Salah satu masalah kesehatan utama pria saat ini adalah jumlah sperma rendah. Melaporkan bahwa Jumlah sperma anjlok di negara-negara Barat telah memicu kepanikan atas masa depan ayah dan bahkan akhir apokaliptik umat manusia. Tetapi sebuah makalah baru dari Harvard menyebut kekhawatiran tentang penurunan jumlah sperma sebagai omong kosong yang mengkhawatirkan - dan paling seksi dan omong kosong rasis untuk boot.
Para ilmuwan telah khawatir tentang penurunan jumlah sperma selama setengah abad, tetapi semangat mencapai ketinggian baru pada tahun 2017 dengan publikasi terbesar analisis dari data hingga saat ini.
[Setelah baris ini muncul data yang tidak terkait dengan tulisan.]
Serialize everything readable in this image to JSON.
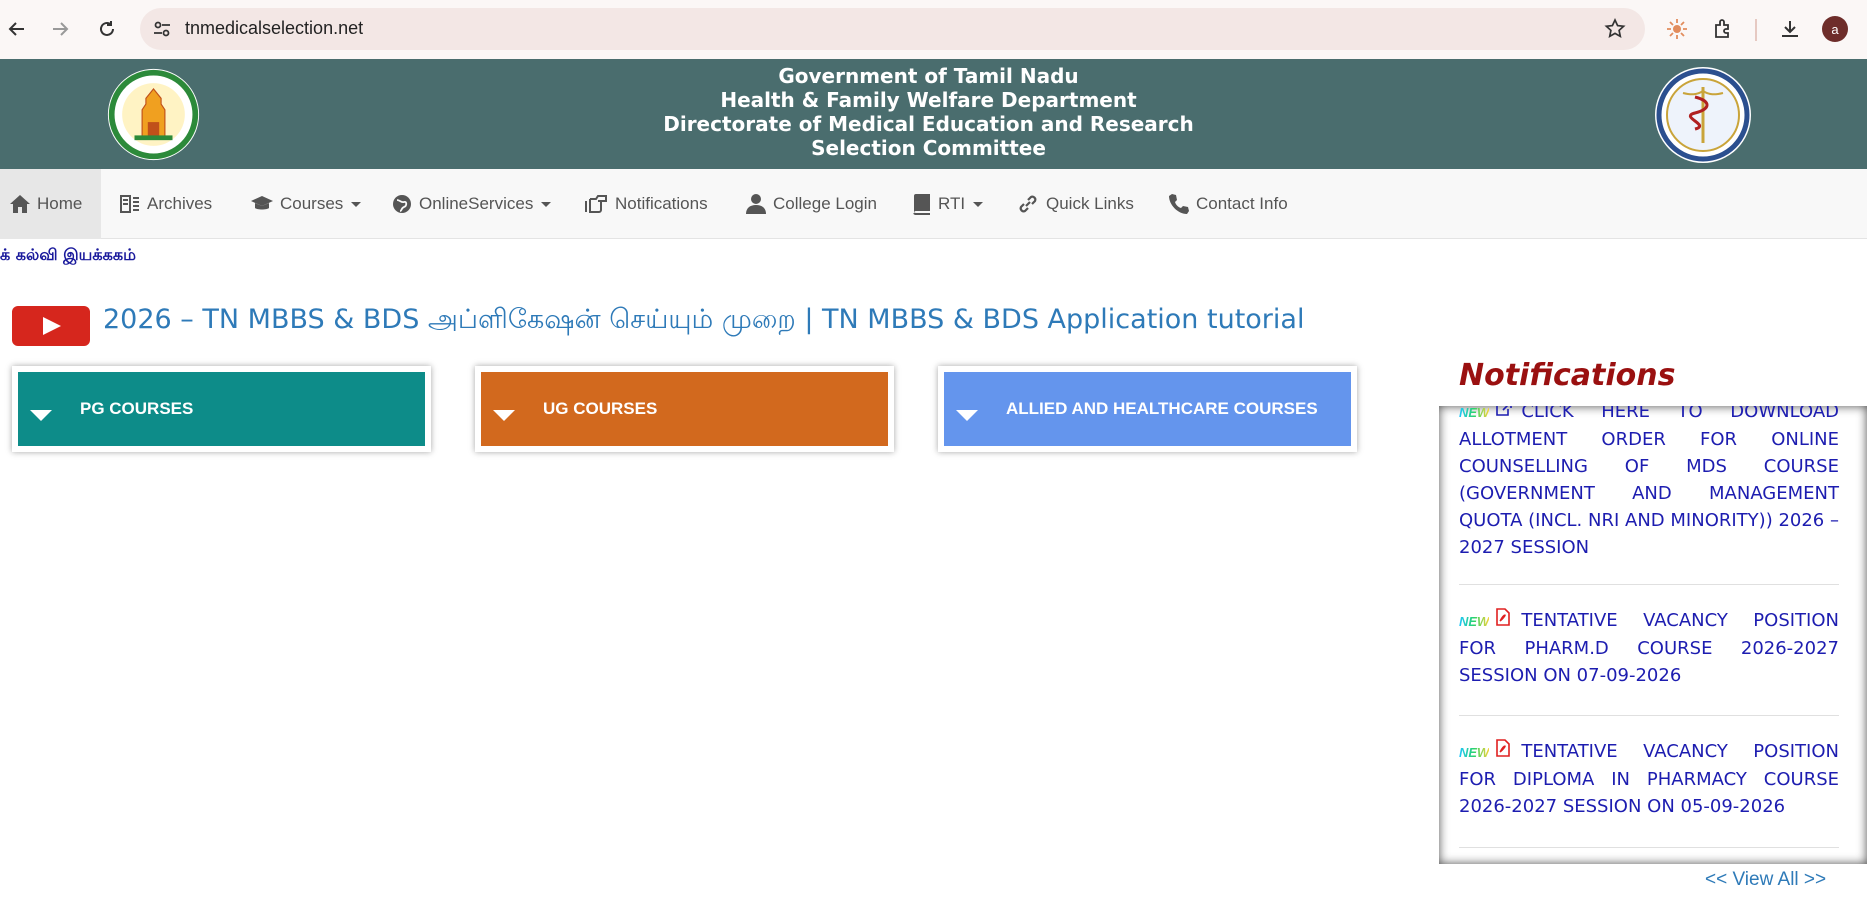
{
  "browser": {
    "url": "tnmedicalselection.net",
    "profile_initial": "a"
  },
  "header": {
    "line1": "Government of Tamil Nadu",
    "line2": "Health & Family Welfare Department",
    "line3": "Directorate of Medical Education and Research",
    "line4": "Selection Committee"
  },
  "nav": {
    "items": [
      {
        "label": "Home"
      },
      {
        "label": "Archives"
      },
      {
        "label": "Courses"
      },
      {
        "label": "OnlineServices"
      },
      {
        "label": "Notifications"
      },
      {
        "label": "College Login"
      },
      {
        "label": "RTI"
      },
      {
        "label": "Quick Links"
      },
      {
        "label": "Contact Info"
      }
    ]
  },
  "marquee": "க் கல்வி இயக்ககம்",
  "video": {
    "title": "2026 – TN MBBS & BDS அப்ளிகேஷன் செய்யும் முறை | TN MBBS & BDS Application tutorial"
  },
  "courses": [
    {
      "label": "PG COURSES",
      "color": "#0d8c89"
    },
    {
      "label": "UG COURSES",
      "color": "#d2691e"
    },
    {
      "label": "ALLIED AND HEALTHCARE COURSES",
      "color": "#6495ed"
    }
  ],
  "notifications": {
    "title": "Notifications",
    "badge": "NEW",
    "items": [
      {
        "text": "CLICK HERE TO DOWNLOAD ALLOTMENT ORDER FOR ONLINE COUNSELLING OF MDS COURSE (GOVERNMENT AND MANAGEMENT QUOTA (INCL. NRI AND MINORITY)) 2026 – 2027 SESSION",
        "icon": "external-link-icon"
      },
      {
        "text": "TENTATIVE VACANCY POSITION FOR PHARM.D COURSE 2026-2027 SESSION ON 07-09-2026",
        "icon": "pdf-icon"
      },
      {
        "text": "TENTATIVE VACANCY POSITION FOR DIPLOMA IN PHARMACY COURSE 2026-2027 SESSION ON 05-09-2026",
        "icon": "pdf-icon"
      }
    ],
    "view_all": "<< View All >>"
  }
}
Studi tersebut menemukan bahwa dari tahun 1973 hingga 2011, jumlah sperma turun 59 persen pada pria di negara-negara Barat, dan penurunan itu kemungkinan akan berlanjut. Selama waktu ini, tidak ada penurunan jumlah sperma yang signifikan di negara-negara non-Barat.
Berbekal bukti ini, apa yang disebut aktivis hak laki-laki telah memanfaatkan penelitian untuk mempromosikan agenda mereka, dengan alasan bahwa feminisasi sosial anak laki-laki telah merugikan mereka
Penulis analisis tahun 2017 itu tidak banyak berbuat untuk memerangi pandangan tidak ilmiah ini, dan dalam beberapa kasus bahkan memicu api kebencian terhadap wanita. "Faktor sosial pasti bisa mempengaruhi ini," salah satu penulis penelitian, Hagai Levine, mengatakan kepada Waktu New Yorkpada tahun 2018. “Kami adalah binatang. Peringkat sosial, posisi sosial ekonomi, adalah penting.”
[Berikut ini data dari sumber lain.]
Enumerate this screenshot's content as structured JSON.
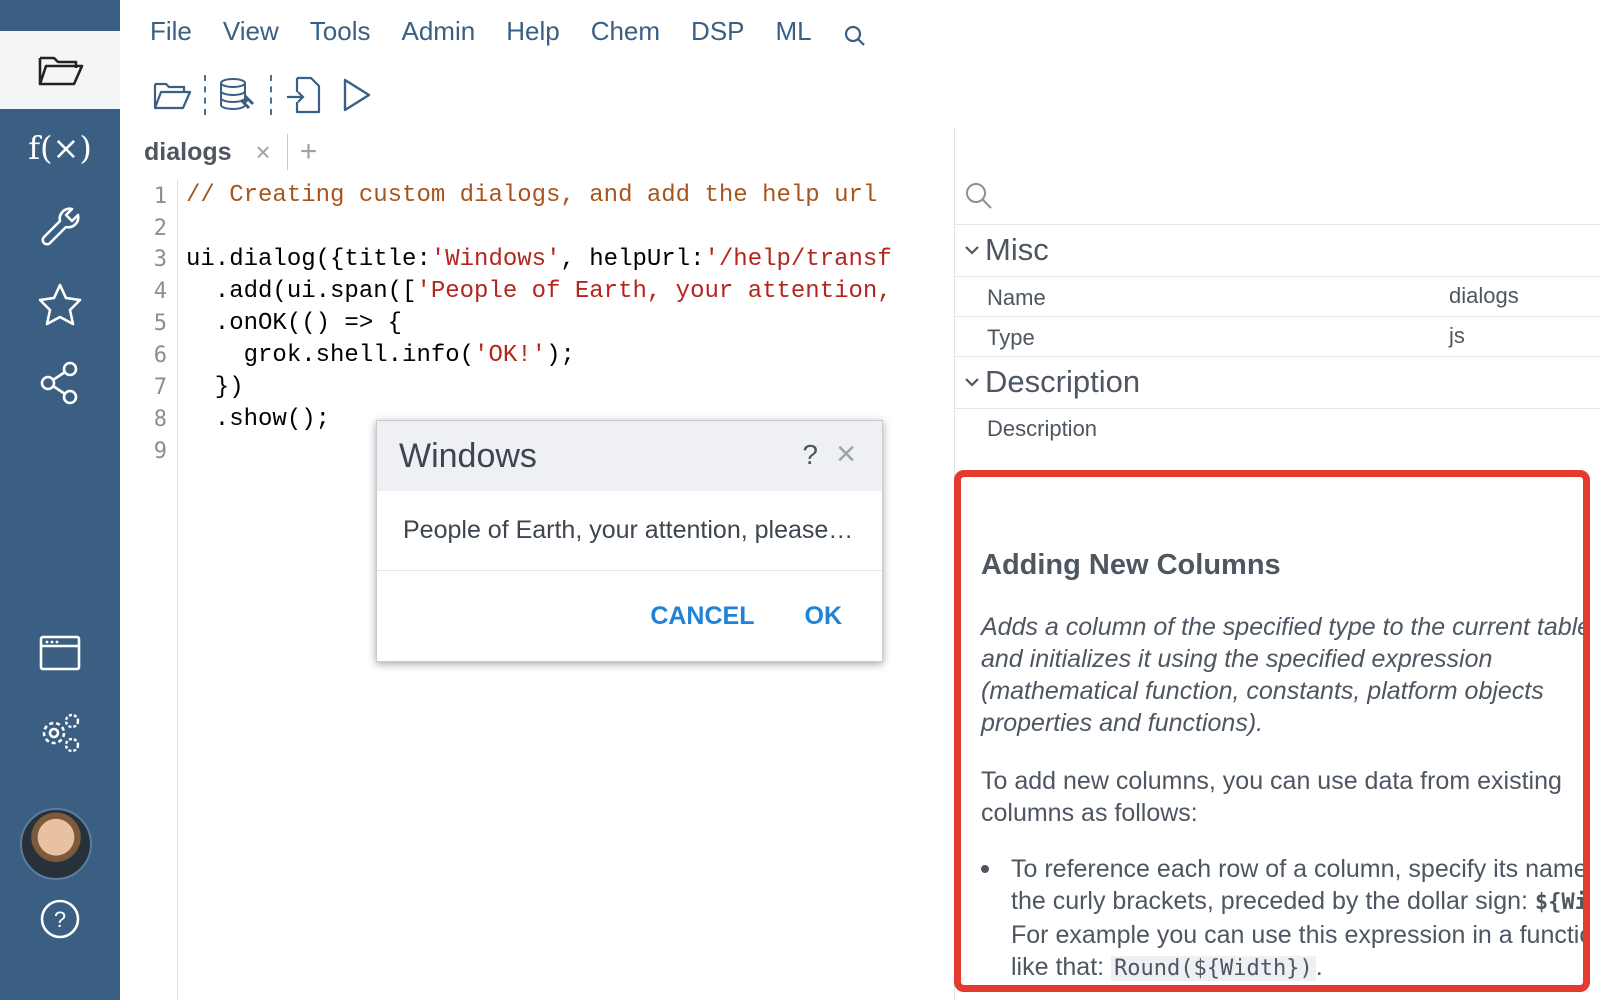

Di baru artikel, tim peneliti yang sebagian besar berasal dari Universitas Harvard berpendapat bahwa jenis asumsi dan bias ini adalah alasan untuk berpikir dua kali tentang analisis 2017, penurunan jumlah sperma, dan apa artinya itu bagi kesuburan.
Pertama, tidak ada bukti bahwa penurunan jumlah sperma terkait dengan masalah kesuburan. Pakar medis tidak khawatir tentang kesuburan sampai jumlah sperma turun di bawah 15 juta sperma per mL — dan itupun masih memungkinkan untuk hamil.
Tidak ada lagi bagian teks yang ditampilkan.